One active-duty soldier came back to the café after meeting the protesters outside Fort Hood . The 20-year-old GI, Mick, would only give his first name due to his active-duty status. Mick had suffered three concussions after coming too close to an Improvised Explosive Device in Iraq, and now has a Traumatic Brain Injury (TBI).

“They expect you to be the perfect soldier and the perfect civilian,” he said. “The government expects us to be bipolar, to separate work life from home life.”

After Mick had received his TBI, he tried to “chapter out,” or leave the Army. He had a court date for an unrelated crime, and was expecting to get a discharge when his superior told him that he would make sure that Mick didn’t go to his court date so that he could stay in the Army. He said that he was hopeful because he could get “med-boarded” for his TBI and get a discharge.

Mick said he knew that another GI had been illegally deployed when he was 17 and that while he was in Iraq during the 2008 election, the absentee ballots for the soldiers vote did not come in until three weeks after they were supposed to be due back in the states.

“I don’t think we got to vote in that election,” he said. Kern backed up his account, saying that he too did not get his absentee ballot in time to vote in the 2008 election.

Kern said that he had joined the military with “hopes of doing right for all of humanity” and that he didn’t join for the money, but because he believed in the mission of the Army and the war. All of that changed when he killed a child in Iraq. After returning to the U.S., he was transferred to the Warrior Transition Brigade, where he saw many soldiers who were missing limbs and who were “messed up in the head.” He then found Under the Hood Café and joined the IVAW.

Shortly after confirming that Obama had received his letter, Kern wrote an email to the president outlining common GI concerns at Fort Hood. He told the president that he was planning on paying him a visit to talk about the issues on behalf of the IVAW, but after Obama escalated the war in Afghanistan he “realized [Obama] was the same as Bush.”

Kern is on many meds himself.
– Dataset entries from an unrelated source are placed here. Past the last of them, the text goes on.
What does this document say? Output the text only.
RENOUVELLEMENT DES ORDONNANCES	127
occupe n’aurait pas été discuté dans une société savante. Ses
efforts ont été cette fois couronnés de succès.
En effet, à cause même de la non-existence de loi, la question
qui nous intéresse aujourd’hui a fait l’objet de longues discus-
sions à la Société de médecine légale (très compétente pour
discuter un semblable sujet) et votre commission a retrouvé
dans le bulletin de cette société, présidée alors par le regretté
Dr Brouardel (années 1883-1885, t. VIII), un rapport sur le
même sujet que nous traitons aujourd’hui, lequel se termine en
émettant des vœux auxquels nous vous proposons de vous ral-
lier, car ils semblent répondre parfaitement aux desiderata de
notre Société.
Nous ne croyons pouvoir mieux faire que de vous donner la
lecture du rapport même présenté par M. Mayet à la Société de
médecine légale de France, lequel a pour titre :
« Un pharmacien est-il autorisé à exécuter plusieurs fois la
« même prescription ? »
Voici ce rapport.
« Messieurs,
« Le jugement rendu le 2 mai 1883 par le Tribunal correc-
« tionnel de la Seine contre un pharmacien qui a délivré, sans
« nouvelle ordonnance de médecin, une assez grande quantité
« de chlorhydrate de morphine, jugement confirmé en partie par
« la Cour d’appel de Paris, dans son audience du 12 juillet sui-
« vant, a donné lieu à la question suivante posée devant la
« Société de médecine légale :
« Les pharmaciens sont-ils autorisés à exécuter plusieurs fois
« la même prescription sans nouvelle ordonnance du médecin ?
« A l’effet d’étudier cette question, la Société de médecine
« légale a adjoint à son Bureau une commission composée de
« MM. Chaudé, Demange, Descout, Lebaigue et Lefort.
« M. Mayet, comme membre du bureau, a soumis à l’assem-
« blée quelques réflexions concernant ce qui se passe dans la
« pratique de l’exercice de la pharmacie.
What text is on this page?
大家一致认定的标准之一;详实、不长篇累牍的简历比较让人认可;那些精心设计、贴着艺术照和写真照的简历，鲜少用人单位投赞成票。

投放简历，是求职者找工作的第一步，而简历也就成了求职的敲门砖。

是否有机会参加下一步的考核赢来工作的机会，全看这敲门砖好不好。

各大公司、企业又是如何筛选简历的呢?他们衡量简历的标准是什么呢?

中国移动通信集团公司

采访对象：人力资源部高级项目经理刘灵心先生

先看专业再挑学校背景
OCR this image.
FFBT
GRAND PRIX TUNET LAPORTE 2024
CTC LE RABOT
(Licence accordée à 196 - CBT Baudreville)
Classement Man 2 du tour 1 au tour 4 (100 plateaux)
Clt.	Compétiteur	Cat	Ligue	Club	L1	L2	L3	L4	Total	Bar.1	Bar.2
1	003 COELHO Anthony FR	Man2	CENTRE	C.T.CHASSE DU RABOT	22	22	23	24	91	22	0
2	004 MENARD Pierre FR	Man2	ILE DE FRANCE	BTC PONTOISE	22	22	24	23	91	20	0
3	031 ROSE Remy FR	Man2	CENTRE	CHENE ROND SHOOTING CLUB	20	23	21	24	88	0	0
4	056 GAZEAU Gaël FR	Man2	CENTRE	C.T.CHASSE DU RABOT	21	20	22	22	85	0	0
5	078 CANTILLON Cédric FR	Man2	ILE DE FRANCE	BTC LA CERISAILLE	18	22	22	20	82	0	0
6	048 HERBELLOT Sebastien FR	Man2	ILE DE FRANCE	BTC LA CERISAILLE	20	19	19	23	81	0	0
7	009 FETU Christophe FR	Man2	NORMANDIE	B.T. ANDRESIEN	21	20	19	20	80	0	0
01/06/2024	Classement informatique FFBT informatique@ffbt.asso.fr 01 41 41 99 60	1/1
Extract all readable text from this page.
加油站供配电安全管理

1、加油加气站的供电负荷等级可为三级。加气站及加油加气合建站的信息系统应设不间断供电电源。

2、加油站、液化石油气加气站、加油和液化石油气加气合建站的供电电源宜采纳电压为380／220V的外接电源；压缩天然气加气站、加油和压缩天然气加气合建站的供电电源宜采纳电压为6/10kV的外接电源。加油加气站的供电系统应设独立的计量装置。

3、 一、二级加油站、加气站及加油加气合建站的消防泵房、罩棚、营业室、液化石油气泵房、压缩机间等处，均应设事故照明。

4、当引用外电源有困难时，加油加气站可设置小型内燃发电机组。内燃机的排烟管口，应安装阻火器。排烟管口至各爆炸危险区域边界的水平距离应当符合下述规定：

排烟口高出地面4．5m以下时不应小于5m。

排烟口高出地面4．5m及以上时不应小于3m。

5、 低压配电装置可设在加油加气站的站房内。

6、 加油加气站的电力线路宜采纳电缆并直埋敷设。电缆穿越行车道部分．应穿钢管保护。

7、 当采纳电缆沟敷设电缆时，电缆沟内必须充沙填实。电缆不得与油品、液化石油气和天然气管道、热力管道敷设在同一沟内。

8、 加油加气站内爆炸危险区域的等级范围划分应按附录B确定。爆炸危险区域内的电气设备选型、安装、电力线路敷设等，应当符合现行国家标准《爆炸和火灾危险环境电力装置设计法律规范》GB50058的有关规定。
He pulled out his current medications prescription list. There were a total of 47 different medications that had been prescribed to Kern within the last 180 days before January 15, 2010.

“If the Army asks, yeah I take it all, but I don’t really take it all,” he said.

Kern said he believes that the government and pharmaceutical companies are testing drugs on the soldiers in war. He said that the soldiers were given an H1N1 vaccine that had not been approved by the Food and Drug Administration (FDA) and that later on, after the GI’s had taken it, it was recalled. He also said that the Army is giving the soldiers Botox injections for their brain nerves, for pain, but that the procedure is not yet FDA approved.

Kern is currently working on a piece called “Creating an Activist,” which details his struggles overseas and as well as back home, both inside and outside the Army.

Hasan himself was a psychiatrist, prescribing meds to soldiers in order to make them “deployable,” and was about to be deployed to Afghanistan before the shooting. What happened on November 5, 2009, was truly devastating, but the event can serve as an eye-opener into the state of our soldiers and what the war has cost them. Could there be something more to the recent shooting other than simply Islamist extremism?